State Joins ASRC and Others Seeking Supreme Court Review of Critical Habitat Designation
November 4, 2016
(Anchorage, AK) – The State of Alaska today joined in filing a petition for writ of certiorari with the U.S. Supreme Court in response to a Ninth Circuit Court of Appeals ruling in February of this year. That ruling reinstated approximately 187,000 square miles of Alaska coastline and adjacent waters designated by the U.S. Fish and Wildlife Service as critical habitat for polar bears, an area larger than the state of California.

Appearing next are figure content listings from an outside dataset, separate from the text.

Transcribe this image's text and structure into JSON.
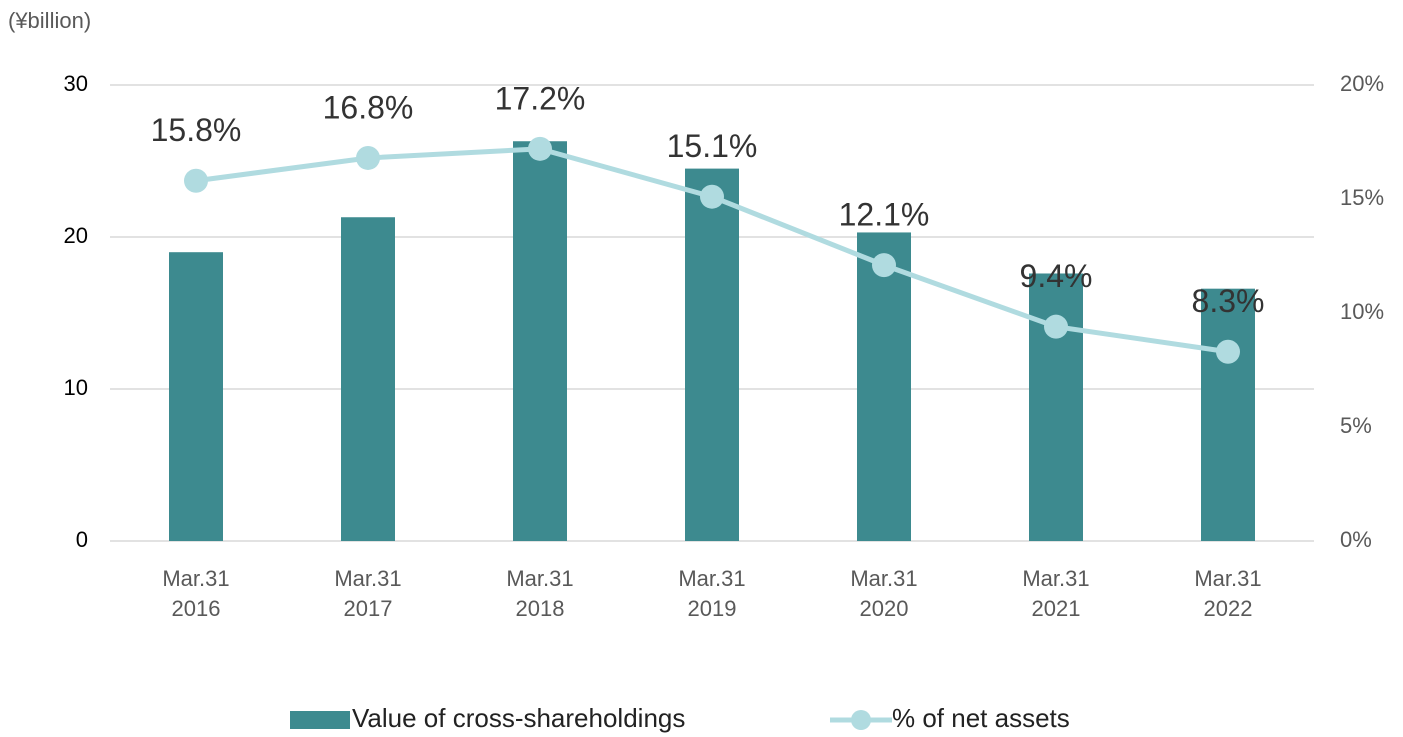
{
  "chart_data": {
    "type": "bar_line",
    "unit_label": "(¥billion)",
    "categories": [
      [
        "Mar.31",
        "2016"
      ],
      [
        "Mar.31",
        "2017"
      ],
      [
        "Mar.31",
        "2018"
      ],
      [
        "Mar.31",
        "2019"
      ],
      [
        "Mar.31",
        "2020"
      ],
      [
        "Mar.31",
        "2021"
      ],
      [
        "Mar.31",
        "2022"
      ]
    ],
    "series": [
      {
        "name": "Value of cross-shareholdings",
        "type": "bar",
        "color": "#3d8a8f",
        "values": [
          19.0,
          21.3,
          26.3,
          24.5,
          20.3,
          17.6,
          16.6
        ]
      },
      {
        "name": "% of net assets",
        "type": "line",
        "axis": "y2",
        "color": "#b0dbe0",
        "values": [
          15.8,
          16.8,
          17.2,
          15.1,
          12.1,
          9.4,
          8.3
        ],
        "value_labels": [
          "15.8%",
          "16.8%",
          "17.2%",
          "15.1%",
          "12.1%",
          "9.4%",
          "8.3%"
        ]
      }
    ],
    "ylim": [
      0,
      30
    ],
    "yticks": [
      0,
      10,
      20,
      30
    ],
    "y2lim": [
      0,
      20
    ],
    "y2ticks": [
      {
        "value": 0,
        "label": "0%"
      },
      {
        "value": 5,
        "label": "5%"
      },
      {
        "value": 10,
        "label": "10%"
      },
      {
        "value": 15,
        "label": "15%"
      },
      {
        "value": 20,
        "label": "20%"
      }
    ],
    "grid": true
  }
}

Other petitioners include Arctic Slope Regional Corporation (ASRC), the North Slope Borough, the Iñupiat Community of the Arctic Slope, Kaktovik Iñupiat Corporation, Kuukpik Corporation, Ukpeaġvik Iñupiat Corporation, Olgoonik Corporation, Inc., Tikigaq Corporation, the Bering Straits Native Corporation, NANA Regional Corporation and Calista Corporation.
“A critical habitat designation covering over 187,000 square miles would greatly impact our entire state,” said Attorney General Jahna Lindemuth. “All we ask is that the designation be legally justified through scientific evidence showing a connection between the habitat and the protection of the bears. That didn’t happen for all the areas designated in this case. The result is great economic impacts without evidence that it is actually necessary to protect the species.”
The State along with the other petitioners had previously challenged and overturned the designation through a district court decision in 2013 based on many errors associated with the critical habitat designation. On appeal, the Ninth Circuit Court of Appeals reversed the district court. Petitioners are now asking the United States Supreme Court to weigh in on the case.